Сначала вы дружите. Говорите, говорите – так, как будто молчали до этого сто лет, не меньше.
Пьёте кофе по утрам. По вечерам – отправляете и получаете особенные сообщения. В них уже прописано ваше будущее, только вы его ещё не видите.
Смеётесь. Много. Больше, чем грустите. У вас удивительно совпадает чувство юмора. И система координат. И угол зрения. И привычки, и вкусы. Вы вообще похожи, как брат и сестра. А потом вдруг (для вас — вдруг, но мы же помним: всё уже было прописано) вокруг вас обоих начинает нагреваться воздух.

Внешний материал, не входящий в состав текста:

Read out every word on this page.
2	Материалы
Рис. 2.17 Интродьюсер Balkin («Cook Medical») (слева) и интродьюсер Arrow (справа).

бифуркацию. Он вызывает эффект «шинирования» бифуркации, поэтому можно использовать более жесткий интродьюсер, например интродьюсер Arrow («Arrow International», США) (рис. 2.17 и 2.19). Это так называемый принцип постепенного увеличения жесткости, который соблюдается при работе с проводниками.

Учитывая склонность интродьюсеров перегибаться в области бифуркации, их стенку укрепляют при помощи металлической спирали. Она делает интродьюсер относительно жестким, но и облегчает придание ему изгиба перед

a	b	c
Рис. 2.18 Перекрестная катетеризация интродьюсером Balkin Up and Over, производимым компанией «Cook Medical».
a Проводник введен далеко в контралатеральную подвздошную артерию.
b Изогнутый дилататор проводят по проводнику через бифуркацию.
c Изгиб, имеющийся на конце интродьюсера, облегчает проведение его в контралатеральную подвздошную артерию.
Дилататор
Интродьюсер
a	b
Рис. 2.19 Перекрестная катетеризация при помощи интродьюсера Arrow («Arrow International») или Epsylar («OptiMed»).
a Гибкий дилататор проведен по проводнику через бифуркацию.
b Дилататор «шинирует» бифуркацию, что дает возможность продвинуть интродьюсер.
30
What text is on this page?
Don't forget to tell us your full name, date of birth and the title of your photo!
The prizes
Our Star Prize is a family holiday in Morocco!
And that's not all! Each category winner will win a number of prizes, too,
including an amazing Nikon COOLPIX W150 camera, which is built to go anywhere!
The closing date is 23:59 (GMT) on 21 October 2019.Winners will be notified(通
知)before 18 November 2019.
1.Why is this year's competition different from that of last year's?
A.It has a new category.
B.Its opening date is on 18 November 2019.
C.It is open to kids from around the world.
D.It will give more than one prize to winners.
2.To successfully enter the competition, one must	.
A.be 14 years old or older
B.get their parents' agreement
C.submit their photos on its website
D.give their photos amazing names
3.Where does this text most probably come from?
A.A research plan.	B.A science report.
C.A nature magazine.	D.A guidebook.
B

Внезапно, как вам кажется, возникшая страсть шипит и отскакивает от всех углов, как шаровая молния, поджигая и оплавляя все углы, всю проводку, всё нажитое. Вы зачарованно и испуганно следите за действом и даже не пытаетесь что-то сделать.
Да и что можно сделать с огненным шаром, неизвестно откуда прилетевшим? Страсть накаляет ваши тела до состояния бреда от высокой температуры. Как будто у вас общий вирус.
Дни становятся бесконечными, как бывает в Заполярье, а ночи… Ночей почти нет: или вы не спите, потому что вместе, или не спите, потому что не вместе.
А потом приходит любовь. Садится и смотрит на вас совиными глазами. Теперь она всегда с вами. Между вами,свидетелем вашего безумия. И соучастником.
Сколько с тех пор прошло дней, месяцев, лет? Много, теперь ведь всё в жизни быстро и коротко. Мало, ничтожно мало. Не имеет значения. Потому что наступает очередное прозрение: это больше, чем любовь, которая похожа на все сюжеты из всех фильмов и всех книг.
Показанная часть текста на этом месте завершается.